専門医インタビュー
この記事の目次
立つ、座る、歩くなど、日常生活動作を行う上で当たり前の動作が困難になる変形性股関節症。若い方では、50代からも発症するといわれています。耐久性やリスクなどの問題点はありますが、痛みを取って再び歩けるようになるために、人工股関節置換術は非常に有効な選択肢の一つです。このような人工股関節置換術ですが、いくつかの方法があるのはご存じでしょうか?今回は、人工股関節置換術のアプローチ(股関節への進入方法)やMIS、また、術後の定期検診の重要性、病院選びの注意点などについて、弘前記念病院整形外科科長・赤石孝一先生にお話をうかがいました。
正常な股関節・臼蓋形成不全症のX線
受診のきっかけは、股関節やおしりの痛みです。変形性股関節症で脚の長さに差が生じると腰や膝に負担がかかったりするため、腰痛、膝痛を訴えて来院する方もいらっしゃいます。特に、日本人では、股関節の屋根にあたる部分の骨形成が不十分な臼蓋形成不全症が原因となる変形性股関節症を発症している患者さんが多い傾向があります。また、最近の傾向としては、特に高齢女性の患者さんが、骨粗鬆症による骨脆弱性から股関節症になってくる方が多く、高齢化を背景に今後ますます増えることが予測されます。
骨の欠損が大きくなく、痛みだけが気になっている患者さんの場合、鎮痛剤やリハビリ、体重を落としていただく生活指導なども効果的です。股関節は荷重関節なので、体重が減ると関節に対する負担が軽減し、痛みも減少していきます。更に、筋力が落ちてくることも股関節の負担の原因になるので、例えば水泳や浴中歩行などで筋力をつけることが重要となります。

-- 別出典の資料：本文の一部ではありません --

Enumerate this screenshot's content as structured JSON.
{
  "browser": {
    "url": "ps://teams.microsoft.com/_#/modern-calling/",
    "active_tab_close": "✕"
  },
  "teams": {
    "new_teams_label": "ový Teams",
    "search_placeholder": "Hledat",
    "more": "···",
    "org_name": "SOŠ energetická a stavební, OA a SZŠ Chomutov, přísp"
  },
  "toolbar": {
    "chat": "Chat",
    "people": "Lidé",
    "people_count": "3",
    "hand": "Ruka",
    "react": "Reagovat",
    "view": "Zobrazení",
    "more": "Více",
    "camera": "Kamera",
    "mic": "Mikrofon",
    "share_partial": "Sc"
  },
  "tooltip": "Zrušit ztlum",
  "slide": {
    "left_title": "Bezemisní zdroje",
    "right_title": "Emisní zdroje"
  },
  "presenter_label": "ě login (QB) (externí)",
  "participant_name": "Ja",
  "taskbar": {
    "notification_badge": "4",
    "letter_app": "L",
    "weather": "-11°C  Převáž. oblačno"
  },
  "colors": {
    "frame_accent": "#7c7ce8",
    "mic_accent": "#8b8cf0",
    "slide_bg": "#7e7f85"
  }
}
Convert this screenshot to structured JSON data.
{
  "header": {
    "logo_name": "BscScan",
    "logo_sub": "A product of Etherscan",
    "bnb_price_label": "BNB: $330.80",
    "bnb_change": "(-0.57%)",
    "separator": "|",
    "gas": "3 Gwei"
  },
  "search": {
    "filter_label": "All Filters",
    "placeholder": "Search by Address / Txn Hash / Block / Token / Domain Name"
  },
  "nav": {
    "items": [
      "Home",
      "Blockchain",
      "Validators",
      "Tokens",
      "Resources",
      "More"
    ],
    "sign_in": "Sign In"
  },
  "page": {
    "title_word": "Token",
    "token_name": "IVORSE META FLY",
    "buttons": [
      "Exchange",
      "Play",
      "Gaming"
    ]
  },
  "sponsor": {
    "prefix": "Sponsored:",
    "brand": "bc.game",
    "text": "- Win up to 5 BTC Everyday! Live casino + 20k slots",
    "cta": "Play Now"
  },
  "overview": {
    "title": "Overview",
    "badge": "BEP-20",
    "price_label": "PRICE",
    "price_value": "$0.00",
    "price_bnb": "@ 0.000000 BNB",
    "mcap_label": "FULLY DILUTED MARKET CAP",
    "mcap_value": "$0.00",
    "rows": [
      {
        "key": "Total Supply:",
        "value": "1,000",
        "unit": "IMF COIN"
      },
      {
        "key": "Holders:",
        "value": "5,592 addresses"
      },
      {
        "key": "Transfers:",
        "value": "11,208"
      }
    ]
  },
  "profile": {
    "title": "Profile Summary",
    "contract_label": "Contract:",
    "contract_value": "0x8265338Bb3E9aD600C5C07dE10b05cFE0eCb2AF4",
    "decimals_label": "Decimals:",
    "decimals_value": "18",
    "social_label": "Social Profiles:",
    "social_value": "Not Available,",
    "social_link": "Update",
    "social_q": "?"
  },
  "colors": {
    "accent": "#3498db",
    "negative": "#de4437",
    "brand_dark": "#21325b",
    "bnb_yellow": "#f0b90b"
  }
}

骨の変形がそれほど大きくなく、痛みも鎮痛剤程度で我慢できるという患者さんの場合は、臼蓋の骨欠損があまり大きくない限り、薬物療法などの保存療法で経過観察を行います。しかし、膝の変形性関節症と比較して、股関節の変形性関節症というのは、痛みに耐えられない方が多く、痛くなり始めるとどんどん痛みが強くなっていく傾向があります。膝の場合は、ヒアルロン酸の関節内注射や装具装着による治療もありますが、股関節に対して装具装着は一般的でなく、ヒアルロン酸の関節内注射の保険適応がないのが現状です。
保存療法をしばらく継続しても症状が緩和されない場合は、人工股関節置換術や骨切り術などの手術療法を検討します。手術療法は、年齢や骨の変形の程度を考慮し選択します。臼蓋や骨頭の変形がそれほど大きくなく、50歳未満であれば、十分に骨切り術の適応になります。骨切り術をすることで、生涯にわたって股関節機能が維持できる可能性があります。しかしながら、重度の骨変形を有する患者さんの場合、人工股関節置換術の適応となります。
臼蓋形成不全症(受け皿が小さい)に対する骨切り術
変形性股関節症、大腿骨頭壊死症、急速破壊型股関節症などによる股関節の症状(痛み、可動域制限、歩行障害、脚長差)のため、日常生活動作が困難な患者さんが主に適応となります。手術の前には、手術の目的や効果、手術後リハビリの重要性などについてお話します。これらの話を聞いた上で、患者さん自身に痛みを取り除き歩きたいという希望があり、リスクに関しても同意をしていただけるのであれば、最終的に人工股関節置換術の適応となります。なお、手術を行う際、特に年齢制限はありません。実際、当院での変形性股関節症に対して最高齢の方は95歳、大腿骨頚部骨折では97歳というケースもあります。